Alignment: if someone has done work you really like, probably they are excited to do more work like that. Instead of asking grantees to continually ask for more money with a concrete plan on how to spend it - why not just let them do whatever they want?
- Fairness: People doing charitable work are by default underpaid compared to similar roles in the for-profit world.
- Attracting talent: Retroactive payments can narrow the salary gap, sending a market signal which ultimately encourages more competent folks into the charitable sector.
(Many industries that care about talent like quant trading firms and big tech pay out a large fraction of compensation in end-of-year performance-based bonuses, which function similarly to retroactive donations.)

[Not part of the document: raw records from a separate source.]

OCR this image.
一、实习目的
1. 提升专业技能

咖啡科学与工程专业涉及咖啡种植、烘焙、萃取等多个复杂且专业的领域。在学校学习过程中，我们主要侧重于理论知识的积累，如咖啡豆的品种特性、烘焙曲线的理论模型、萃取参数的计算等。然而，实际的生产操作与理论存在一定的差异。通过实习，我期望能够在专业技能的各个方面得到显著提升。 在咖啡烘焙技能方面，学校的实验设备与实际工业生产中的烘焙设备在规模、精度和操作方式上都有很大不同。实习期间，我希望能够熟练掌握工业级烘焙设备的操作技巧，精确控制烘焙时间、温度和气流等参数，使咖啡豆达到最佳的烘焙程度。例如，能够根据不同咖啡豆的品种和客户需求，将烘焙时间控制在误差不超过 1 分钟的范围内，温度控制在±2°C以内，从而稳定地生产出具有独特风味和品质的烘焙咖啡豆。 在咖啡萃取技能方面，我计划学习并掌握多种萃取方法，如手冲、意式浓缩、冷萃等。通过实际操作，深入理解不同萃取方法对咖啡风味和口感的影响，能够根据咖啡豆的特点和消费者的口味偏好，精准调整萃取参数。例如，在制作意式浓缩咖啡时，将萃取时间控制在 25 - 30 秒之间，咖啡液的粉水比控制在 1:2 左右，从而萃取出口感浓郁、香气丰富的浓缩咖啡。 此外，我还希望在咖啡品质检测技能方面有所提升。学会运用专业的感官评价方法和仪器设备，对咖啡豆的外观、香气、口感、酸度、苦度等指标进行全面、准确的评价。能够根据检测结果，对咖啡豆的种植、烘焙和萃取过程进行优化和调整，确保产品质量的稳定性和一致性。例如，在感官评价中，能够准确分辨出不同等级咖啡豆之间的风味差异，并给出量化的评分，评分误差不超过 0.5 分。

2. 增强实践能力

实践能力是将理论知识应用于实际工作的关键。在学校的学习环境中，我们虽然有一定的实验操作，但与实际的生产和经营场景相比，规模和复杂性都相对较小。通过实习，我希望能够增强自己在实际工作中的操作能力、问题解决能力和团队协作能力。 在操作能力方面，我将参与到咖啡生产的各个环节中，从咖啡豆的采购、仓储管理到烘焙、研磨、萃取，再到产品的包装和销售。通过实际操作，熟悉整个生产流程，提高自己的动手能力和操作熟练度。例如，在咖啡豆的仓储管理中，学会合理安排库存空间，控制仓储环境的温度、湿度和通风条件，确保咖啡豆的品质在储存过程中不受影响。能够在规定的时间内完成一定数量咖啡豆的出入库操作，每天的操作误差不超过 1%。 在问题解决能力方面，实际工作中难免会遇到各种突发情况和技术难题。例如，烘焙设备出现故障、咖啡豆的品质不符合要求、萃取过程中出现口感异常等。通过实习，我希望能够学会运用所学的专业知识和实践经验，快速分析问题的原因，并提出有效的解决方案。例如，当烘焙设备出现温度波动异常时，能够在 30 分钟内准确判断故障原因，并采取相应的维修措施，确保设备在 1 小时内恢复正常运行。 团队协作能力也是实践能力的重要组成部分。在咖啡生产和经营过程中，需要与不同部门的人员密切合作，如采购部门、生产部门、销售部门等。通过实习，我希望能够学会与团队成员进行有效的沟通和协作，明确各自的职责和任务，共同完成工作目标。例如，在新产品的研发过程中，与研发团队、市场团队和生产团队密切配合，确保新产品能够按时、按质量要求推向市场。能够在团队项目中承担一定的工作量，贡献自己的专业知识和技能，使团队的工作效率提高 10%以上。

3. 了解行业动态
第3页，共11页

- Angel investing: Beyond just covering their living expenses, it would be good for successful charitable leaders to directly fund the next round of charities; retroactive payments for impactful work could enable this
One thing that makes Silicon Valley work is that successful exited startup founders can then invest in seed rounds of new startups. Exited founders are in a very good position to assess whether a new startup is any good; it's a shame this doesn't happen in nonprofit-land, as a creator of a very successful charity does not then have millions in discretionary funds to fund new charities (absent retroactive payments)
- Prospective funding proposals mean grantees kind of have to hold impact hostage, and that
Maybe this is just me, but I kind of hate writing a funding proposal. It feels like I'm holding my impact as a hostage - "look at that nice impact in front of you, sure would be a shame if something were to happen to it"
Examples of retroactive donations I'm proud of making: $10k to VaccinateCA $10k to Michael Trazzi for salary and costs incurred while filming an SB 1047 documentary
Of course, a major downside of retroactive funding is that often, grantees need the money before they can start their project, to pay for salaries (their own or employees) or otherwise cover costs. My favorite solution to this are impact certificates, where investors can directly fund projects they expect to later earn retroactive payouts.
(But I also think that prospective funding is great too; just that it should make up 70% of the funding ecosystem rather than like 95%, to use some made up numbers.)